- I use Bayesian statistics constantly for probabilistic programming and neural networks. Calculus gave me access to understand automatic differentiation, which gets used in everything I do. Real analysis doesn't come up often, but intermediate value thm. style arguments are handy.
- I don't use classic geometry, but I when I was doing graphics I used projective geometry, and that served as a gateway to understand category theory's duality principle, and I use category theory to organize most of the code I write.

- I took one course on differential geometry. The knowledge I gained from it probably led to about half of my income to date. I've made a career out of weaponizing "obscure" math, e.g. using toric varieties of rational functions of Zhegalkin polynomials to schedule instructions...
- Differential equations? Physics? Well, I use Hamiltonian methods for most of the sampling I do in the world of probabilistic programming. So understanding symplectic integrators is a big step, and I have to move frictionless particles subject to a Hamiltonian, so there's diff eq.
- Fourier analysis, heat equations? Well, if I want to approximate a space/distribution, http://ddg.math.uni-goettingen.de/pub/GeodesicsInHeat.pdf
- Learning group theory "bottom up" from monoids and the like has been useful, because I use monoids basically everywhere as a functional programmer to aggregate data. It led to the work I did at S&P Capital IQ, and later to basically my entire niche as a functional programmer.
- But understanding more of the surrounding landscape has been useful as well, as I use all sorts of lattices and order theory when working with propagators. And I use regular and inverse semigroups (note, not groups!) when working with all sorts of fast parsing techniques.
- Complex analysis? Understanding Moebius transformations means I can understand how continued fractions work, which leads to models for computable reals that don't waste computation and are optimally lazy. Knowing analytic functions lets me understand complex step differentiation.
- Linear algebra is in everything I've done since highschool. Learning a bit of geometric algebra, and playing around with Plucker coordinates led to me licensing tech to old game companies for computational visibility back before it was a "solved" problem.

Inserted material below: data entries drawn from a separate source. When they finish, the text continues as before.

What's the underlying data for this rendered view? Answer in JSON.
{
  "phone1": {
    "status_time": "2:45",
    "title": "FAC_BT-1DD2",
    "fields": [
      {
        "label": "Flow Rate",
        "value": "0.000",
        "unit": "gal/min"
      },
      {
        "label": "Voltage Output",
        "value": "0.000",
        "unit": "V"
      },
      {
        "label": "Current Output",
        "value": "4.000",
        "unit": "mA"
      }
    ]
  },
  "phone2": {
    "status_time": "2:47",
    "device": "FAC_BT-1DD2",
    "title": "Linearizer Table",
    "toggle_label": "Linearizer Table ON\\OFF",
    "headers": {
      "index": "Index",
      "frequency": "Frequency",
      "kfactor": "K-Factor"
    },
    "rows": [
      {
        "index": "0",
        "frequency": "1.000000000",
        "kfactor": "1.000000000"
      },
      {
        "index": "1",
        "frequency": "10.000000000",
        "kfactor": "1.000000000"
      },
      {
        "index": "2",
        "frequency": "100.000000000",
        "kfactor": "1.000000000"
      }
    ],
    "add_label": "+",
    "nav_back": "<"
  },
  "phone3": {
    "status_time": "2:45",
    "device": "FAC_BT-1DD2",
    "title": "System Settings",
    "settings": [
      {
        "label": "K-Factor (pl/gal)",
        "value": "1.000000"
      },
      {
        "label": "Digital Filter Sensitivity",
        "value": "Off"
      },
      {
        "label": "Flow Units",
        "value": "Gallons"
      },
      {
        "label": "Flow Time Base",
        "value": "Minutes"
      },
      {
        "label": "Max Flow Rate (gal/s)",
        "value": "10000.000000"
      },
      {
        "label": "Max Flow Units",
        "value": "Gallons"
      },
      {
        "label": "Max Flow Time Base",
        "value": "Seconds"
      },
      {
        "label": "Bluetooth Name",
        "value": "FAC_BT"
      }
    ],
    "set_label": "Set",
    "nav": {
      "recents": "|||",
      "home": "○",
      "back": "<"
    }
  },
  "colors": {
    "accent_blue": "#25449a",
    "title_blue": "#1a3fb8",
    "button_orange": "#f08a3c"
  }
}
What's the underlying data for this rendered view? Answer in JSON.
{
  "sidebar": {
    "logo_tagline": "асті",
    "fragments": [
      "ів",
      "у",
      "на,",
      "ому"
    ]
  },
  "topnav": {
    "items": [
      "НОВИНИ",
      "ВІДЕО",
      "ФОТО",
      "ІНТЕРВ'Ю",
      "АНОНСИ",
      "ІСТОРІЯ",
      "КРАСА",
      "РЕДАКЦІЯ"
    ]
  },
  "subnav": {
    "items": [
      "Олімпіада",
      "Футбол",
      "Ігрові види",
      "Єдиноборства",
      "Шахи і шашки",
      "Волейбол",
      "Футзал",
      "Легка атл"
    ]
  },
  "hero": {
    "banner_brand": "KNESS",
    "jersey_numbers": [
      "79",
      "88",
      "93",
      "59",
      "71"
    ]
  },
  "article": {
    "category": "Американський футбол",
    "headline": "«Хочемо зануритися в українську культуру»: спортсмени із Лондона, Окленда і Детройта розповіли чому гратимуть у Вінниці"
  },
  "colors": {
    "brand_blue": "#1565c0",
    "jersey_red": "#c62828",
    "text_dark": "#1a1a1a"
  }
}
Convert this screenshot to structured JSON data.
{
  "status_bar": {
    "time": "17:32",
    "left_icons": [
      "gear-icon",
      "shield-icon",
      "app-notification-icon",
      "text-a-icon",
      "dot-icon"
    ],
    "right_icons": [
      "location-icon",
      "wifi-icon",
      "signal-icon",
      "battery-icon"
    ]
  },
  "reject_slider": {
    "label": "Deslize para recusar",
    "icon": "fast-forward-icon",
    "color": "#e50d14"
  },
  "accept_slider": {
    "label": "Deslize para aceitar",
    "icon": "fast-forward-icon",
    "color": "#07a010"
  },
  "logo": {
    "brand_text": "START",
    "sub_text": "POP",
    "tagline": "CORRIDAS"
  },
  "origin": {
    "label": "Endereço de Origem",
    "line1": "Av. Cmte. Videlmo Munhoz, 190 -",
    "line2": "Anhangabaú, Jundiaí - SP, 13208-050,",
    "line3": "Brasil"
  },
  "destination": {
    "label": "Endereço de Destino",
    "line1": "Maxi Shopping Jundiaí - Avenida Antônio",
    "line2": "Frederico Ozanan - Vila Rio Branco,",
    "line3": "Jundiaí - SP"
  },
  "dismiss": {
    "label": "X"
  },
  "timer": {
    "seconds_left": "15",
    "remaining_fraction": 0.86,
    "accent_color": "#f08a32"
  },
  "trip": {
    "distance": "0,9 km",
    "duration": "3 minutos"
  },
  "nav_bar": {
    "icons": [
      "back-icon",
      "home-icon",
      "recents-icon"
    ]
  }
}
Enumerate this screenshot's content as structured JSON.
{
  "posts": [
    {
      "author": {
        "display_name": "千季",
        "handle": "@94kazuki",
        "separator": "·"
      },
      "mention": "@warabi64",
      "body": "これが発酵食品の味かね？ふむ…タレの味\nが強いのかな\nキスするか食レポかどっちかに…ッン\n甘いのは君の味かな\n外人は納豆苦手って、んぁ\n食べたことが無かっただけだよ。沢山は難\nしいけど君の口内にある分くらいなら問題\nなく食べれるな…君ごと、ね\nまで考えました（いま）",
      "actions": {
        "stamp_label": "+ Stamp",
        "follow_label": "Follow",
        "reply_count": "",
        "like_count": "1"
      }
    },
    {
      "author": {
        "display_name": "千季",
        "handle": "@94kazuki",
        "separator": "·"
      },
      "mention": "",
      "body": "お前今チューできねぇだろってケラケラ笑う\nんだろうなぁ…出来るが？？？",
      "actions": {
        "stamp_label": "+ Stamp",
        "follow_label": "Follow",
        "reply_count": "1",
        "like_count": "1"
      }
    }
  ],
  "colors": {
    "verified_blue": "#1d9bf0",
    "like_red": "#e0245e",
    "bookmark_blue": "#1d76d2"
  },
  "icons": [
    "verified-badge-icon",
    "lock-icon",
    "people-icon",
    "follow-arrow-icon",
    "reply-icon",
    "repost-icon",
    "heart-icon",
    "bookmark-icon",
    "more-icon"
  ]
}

- Wandering back a bit, Gröbner bases wind up being useful for comparing circuits modulo 'don't care' bits for impossible situations, and all sorts of other simplification tasks.
- Let's go obscure. Pade approximants? Good rational approximations, not polynomial ones. Sounds academic, but computing exp and log is expensive, and fast rational approximations can be conservative, monotone and have nice derivatives, speeding NN-like designs a lot.
- Weird number systems => Data structures. Category theory acts as a rosetta stone for so many other areas of math it isn't even funny. You can understand almost all of the essential bits of quantum computing just knowing by category theory.
- Logic. Well, which logic? You run into a modal logic in a philosophy class some time and think of it as a clever hack, but monads in FP are basically a modality. Modal logics for necessity/possibility model effect systems well. Substructural logics to manage resource usage...
- I don't use a lot of number theory. There. Mind you, this is also one of those areas where I'm just standing on weak foundations, so I don't know what I don't know. I just know it's hard to do all sorts of things that sound easy and try to muddle through w/ my limited background.